Os nomes dados pelo Povo aos locais e às ruas são uma parte significativa da nossa memória. Até porque as palavras usadas saem directas da naturalidade popular. Mais tarde, vem a toponímia oficial que, muitas vezes, felizmente, até respeita a tradicional. É assim no Casteleiro e é assim no mundo todo. Sei que hoje isto é muito virado para a terra-mãe e pouco vai interessar a outros «co-bloggers» e leitores sabugalenses… mas quero fazer esta deriva e fugir das economias, que mais tarde retomo com o cereal, o azeite e o linho, pelo menos. Hoje: prioridade aos nomes dos sítios…

Se nos dizem que Fulano mora na Rua do Poço, ninguém duvida de que ali há ou houve mesmo um poço. A verdade acima de tudo também nos topónimos tradicionais. Sabemos isso muito bem.
Venho rememorar algumas destas designações de locais e ruas, porque faz bem à alma: só por isso.
Primeiro os lugarejos em volta e os sítios da minha aldeia. Depois os «bairros» (palavra que ninguém ali usa) e algumas ruas. Nalguns casos com explicação adicional por necessária, noutros em singelo, porque as palavras falam clarinho…

Os lugarejos envolventes
É interessante ver que o Casteleiro está rodeado de anexas e lugarejos desde há séculos.
Em meados do século XVIII, o Cura Leal, pároco desta terra, nas respostas ao Marquês de Pombal, citou pelo menos a Ribeira, Vale de Castelões (eventualmente os construtores dos castros pré-históricos que, dizem, por lá existem).
E ainda: o Tinte (onde dantes havia uma tinturaria – cultivava-se muito linho para aquelas bandas e faziam-se os tecidos), Cantargalo e Gralhais (terra de gralhas?).
Interessante que esses locais ficam todos para Sul e Sueste. Para Norte e Nordeste, ele não parecia conhecer tão bem a aldeia.
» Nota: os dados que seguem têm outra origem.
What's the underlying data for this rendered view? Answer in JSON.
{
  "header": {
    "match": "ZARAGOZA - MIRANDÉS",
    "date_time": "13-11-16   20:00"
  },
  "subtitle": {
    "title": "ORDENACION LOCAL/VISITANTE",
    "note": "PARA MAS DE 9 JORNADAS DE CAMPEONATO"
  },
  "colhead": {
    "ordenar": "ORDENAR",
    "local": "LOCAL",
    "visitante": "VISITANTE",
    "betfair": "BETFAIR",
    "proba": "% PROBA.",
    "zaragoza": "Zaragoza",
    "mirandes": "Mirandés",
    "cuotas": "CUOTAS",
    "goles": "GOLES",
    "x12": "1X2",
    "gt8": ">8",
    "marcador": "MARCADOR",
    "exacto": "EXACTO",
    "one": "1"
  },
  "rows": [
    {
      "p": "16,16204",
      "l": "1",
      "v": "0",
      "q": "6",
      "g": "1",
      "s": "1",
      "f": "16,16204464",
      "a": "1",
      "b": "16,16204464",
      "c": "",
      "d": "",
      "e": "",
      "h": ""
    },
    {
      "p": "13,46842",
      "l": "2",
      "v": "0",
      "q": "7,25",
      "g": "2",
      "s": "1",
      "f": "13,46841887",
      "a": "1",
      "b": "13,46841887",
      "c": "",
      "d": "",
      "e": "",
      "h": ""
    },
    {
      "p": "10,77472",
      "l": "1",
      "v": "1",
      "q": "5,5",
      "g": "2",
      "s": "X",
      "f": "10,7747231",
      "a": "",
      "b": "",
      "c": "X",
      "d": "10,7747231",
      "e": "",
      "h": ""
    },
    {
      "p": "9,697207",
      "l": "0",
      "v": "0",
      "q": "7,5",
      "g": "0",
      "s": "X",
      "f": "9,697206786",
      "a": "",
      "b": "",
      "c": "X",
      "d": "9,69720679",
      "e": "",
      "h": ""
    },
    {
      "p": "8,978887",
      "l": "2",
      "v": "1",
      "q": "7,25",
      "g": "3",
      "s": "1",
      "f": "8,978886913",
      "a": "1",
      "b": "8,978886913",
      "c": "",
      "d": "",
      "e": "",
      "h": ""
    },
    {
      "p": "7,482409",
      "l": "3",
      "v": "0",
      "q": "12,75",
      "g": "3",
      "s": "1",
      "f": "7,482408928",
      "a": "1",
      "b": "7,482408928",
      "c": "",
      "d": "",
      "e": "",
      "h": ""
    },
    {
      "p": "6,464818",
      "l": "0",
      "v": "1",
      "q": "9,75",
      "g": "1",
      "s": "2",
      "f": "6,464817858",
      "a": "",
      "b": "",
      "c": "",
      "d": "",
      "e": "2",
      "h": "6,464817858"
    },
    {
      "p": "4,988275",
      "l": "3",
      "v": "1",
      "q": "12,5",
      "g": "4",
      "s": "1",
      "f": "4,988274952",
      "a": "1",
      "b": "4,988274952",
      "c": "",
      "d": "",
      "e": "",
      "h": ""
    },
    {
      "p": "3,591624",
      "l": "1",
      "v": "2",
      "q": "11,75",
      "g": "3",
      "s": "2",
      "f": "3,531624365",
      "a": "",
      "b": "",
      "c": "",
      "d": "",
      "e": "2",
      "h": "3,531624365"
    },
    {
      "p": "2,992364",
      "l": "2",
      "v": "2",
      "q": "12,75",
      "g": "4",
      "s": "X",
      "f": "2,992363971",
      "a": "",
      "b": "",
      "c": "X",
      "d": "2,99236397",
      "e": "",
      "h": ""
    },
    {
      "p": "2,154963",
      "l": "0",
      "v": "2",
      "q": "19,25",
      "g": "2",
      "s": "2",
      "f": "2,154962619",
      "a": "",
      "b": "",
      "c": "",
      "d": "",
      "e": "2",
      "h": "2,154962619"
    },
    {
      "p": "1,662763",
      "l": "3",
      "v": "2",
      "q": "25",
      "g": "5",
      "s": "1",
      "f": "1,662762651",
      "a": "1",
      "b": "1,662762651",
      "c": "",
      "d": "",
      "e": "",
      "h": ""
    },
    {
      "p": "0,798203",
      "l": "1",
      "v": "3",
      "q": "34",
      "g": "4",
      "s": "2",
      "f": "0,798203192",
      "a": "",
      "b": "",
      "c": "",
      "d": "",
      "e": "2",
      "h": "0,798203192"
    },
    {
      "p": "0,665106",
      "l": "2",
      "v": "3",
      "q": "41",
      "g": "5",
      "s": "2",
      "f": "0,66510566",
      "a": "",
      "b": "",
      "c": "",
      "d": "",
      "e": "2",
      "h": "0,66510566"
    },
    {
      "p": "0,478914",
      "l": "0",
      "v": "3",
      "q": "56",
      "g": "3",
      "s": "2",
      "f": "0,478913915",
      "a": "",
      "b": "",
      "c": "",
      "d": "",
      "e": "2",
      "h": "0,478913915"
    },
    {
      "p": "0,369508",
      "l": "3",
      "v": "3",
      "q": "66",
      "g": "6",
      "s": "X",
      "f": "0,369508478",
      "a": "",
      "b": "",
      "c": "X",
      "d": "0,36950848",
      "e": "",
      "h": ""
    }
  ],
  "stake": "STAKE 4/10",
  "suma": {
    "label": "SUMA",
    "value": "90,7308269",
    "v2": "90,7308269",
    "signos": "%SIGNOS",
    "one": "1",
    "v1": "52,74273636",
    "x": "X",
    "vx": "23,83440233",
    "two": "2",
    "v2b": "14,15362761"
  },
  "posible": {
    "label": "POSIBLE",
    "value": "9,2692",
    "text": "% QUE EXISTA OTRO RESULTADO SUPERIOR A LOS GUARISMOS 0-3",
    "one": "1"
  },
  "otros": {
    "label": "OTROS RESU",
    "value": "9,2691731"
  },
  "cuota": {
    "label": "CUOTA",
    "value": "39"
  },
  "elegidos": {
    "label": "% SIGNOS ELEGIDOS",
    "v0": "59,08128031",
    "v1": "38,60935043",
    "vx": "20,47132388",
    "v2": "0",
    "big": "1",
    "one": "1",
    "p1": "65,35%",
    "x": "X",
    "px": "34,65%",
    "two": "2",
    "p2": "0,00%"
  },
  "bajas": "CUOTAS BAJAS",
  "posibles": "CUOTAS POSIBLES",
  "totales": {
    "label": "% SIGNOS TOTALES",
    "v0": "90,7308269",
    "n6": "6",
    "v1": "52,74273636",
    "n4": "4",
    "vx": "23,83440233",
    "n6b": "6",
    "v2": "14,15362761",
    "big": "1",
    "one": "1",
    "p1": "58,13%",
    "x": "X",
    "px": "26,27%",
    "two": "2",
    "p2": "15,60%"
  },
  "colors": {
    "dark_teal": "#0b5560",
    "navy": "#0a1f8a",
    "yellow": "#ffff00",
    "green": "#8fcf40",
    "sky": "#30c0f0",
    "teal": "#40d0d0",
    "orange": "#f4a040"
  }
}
Um enigma que não consegui até agora decifrar mas que se mete comigo desde que li aqueles documentos das «Memórias Paroquiais do Casteleiro».
Há para esses lados esquecidos pelo Padre locais como a Várzea, a Ponte (já havia ponte naquele tempo), a Malhadinha ou o Fojo.
Há ainda a Ribeira da Cal, a Carrola, a Estrada (caminho antigo, que ligava a Caria mas pelas Cruzes e pelos terrenos designados mesmo por «Estrada»).
Há as Alvercas, o Poio ou o Marineto.
Há a Quinta, mesmo à saída do Povo, há a Quinta do Morgado de Santo Amaro e há ainda Valverdinho.

Os sítios (bairros) do Casteleiro
A Estalagem é o bairro à saída para as Cruzes e a Estrada.
Escola Nova era e é o bairro lá em cima, à saída para Caria.
O Baturel é junto do que hoje é o Centro Cultural.
O Ribeirinho é mais abaixo, da Praça para o Cemitério.
A Carreirinha é lá para baixo, ao pé da Vinha.
O Carreçal (Carriçal) fica lá para a saída para a Ponte.
As «lajas» (lajes) eram pontos de referência: «Fica ali para os lados da Laja tal» – e estava o sítio mais do que identificado…

Largos e ruas
Largos, eram muitos: o Largo de São Francisco, o principal da terra, o Largo do Chafariz, o Terreiro da Fonte, a Estalais (= Estalagem: é o nome do bairro, mas também o nome daquele largo), o Reduto (porque muito fechado – dantes as touraditas eram feitas aí), o Largo da Igreja e a Praça.
Quanto às ruas, a maioria tinha o nome de um ou dois moradores… Mas havia (há) topónimos arreigados: a Rua Direita, a Estrada (Nacional 18-3), a Quelha do Medo, a Rua do Cemitério, a Rua do Forno – julgo que eram e são as principais.